No more info required to know it's good.

Beyond joking, there was/is indeed unexplored space in this niche. Quite amusing though how they went from an argument on a (yuri) manga discord to actually implementing & delivering a (technically competent and well presented) solution.

Also, got some comments. First will state two info points in regards to ZIP: (i) doesn't use solid compression (each file is compressed individually), (ii) can be used in archive-only (no compression) mode aka "stored" (compression method "0").

>Random Access

ZIP supports random access utilizing an (towards) EOF central directory and due to (i).

>If one file is corrupt, the whole thing won't open.
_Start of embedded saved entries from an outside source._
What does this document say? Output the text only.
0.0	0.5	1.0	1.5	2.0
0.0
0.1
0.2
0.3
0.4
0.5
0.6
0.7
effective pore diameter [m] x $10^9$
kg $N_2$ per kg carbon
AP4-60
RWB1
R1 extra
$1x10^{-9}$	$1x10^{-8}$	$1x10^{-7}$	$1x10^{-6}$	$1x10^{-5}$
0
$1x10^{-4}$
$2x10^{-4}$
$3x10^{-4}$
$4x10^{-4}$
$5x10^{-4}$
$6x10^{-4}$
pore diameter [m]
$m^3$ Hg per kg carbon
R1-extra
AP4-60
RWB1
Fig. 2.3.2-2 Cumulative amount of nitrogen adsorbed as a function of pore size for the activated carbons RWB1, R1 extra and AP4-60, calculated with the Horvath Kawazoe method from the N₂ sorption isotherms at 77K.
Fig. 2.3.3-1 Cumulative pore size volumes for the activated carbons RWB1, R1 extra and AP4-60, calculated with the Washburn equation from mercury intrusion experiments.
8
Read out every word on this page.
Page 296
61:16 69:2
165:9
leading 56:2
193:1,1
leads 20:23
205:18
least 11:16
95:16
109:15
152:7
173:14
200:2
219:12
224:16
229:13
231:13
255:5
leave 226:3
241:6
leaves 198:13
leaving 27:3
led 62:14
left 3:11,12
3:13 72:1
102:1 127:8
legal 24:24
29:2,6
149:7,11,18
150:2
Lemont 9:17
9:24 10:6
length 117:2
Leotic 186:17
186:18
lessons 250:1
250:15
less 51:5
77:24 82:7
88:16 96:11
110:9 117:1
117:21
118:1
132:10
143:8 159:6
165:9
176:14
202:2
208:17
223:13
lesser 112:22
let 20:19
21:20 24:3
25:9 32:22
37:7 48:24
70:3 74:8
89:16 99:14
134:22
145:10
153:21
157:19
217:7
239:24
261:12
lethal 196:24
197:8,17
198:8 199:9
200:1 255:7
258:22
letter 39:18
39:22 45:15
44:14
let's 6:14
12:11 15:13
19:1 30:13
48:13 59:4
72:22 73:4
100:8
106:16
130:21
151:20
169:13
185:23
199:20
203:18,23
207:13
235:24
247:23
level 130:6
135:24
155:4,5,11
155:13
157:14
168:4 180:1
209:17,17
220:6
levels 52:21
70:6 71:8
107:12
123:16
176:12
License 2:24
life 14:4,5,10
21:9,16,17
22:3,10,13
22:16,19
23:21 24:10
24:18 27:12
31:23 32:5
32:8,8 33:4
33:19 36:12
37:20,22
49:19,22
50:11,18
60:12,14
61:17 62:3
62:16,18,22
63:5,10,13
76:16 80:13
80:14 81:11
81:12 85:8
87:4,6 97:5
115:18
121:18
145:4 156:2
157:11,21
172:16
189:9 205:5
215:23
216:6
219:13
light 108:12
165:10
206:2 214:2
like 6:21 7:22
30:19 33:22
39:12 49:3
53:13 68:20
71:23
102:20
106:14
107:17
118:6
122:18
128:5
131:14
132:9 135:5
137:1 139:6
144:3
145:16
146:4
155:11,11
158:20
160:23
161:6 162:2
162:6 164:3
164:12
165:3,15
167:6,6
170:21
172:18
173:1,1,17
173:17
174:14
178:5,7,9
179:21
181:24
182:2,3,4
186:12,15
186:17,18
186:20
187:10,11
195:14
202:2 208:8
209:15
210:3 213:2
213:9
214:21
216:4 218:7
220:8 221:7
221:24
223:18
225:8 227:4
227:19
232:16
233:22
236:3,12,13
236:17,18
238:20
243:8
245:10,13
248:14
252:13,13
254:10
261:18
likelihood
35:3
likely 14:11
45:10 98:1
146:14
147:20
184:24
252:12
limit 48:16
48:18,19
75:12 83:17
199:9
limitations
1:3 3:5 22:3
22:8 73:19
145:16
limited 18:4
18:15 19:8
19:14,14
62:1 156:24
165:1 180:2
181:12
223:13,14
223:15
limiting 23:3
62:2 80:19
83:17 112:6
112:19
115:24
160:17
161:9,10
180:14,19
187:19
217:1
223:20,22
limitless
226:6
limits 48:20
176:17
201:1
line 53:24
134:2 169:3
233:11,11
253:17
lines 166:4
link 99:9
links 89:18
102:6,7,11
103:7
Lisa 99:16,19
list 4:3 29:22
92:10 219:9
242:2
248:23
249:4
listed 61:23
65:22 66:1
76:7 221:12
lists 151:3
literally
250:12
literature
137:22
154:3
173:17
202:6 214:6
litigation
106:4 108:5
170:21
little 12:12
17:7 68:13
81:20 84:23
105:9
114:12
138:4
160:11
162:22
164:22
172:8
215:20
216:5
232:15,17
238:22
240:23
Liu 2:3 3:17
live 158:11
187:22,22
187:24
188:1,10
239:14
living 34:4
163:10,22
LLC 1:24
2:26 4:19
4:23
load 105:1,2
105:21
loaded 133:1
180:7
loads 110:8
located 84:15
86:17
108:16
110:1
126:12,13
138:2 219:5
ZIP lacks corruption resistance but it isn't totally fragile. Due to (i) corruptions don't cascade across files; if one file is corrupted, others can be extracted; if no compression used (files "stored") is possible to recover files by headers.

>Metadata isn't native to CBZ,

CBZ (CBR,CB7,etc too) isn't really a well-defined format. It's just pictures within a zip file. (And due to this, project competes CBZ usage-wise but actual competitive tech is zip/rar/etc.) The ComicInfo file is conventional. This information can (and some readers support this) instead be saved in zip header as comment.

>BBF's content deduplication

Wonder how this works. Assume (due the comment '[...]the same "Credits.jpg", "ScanlationGroup.png"[...]') is done across files so maybe something like linked mkvs, that some anime mini-encode groups use? Then how zero-copy goal is achieved? In any case, no, ZIP cannot do this. But if files "stored", a deduplicating filesystem can handle it.

>Images inside are bit-exact copies. No re-encoding.

ZIP can do this due to (ii).

TL;DR BBF competes vs "stored" ZIP plus (conventional) header-saved metadata plus external tooling if my de-duplication assumption is correct. Issue though, and perhaps why an entirely new format is needed, CBZ is conventional and many things BBF targets to do won't hold if not design-bound.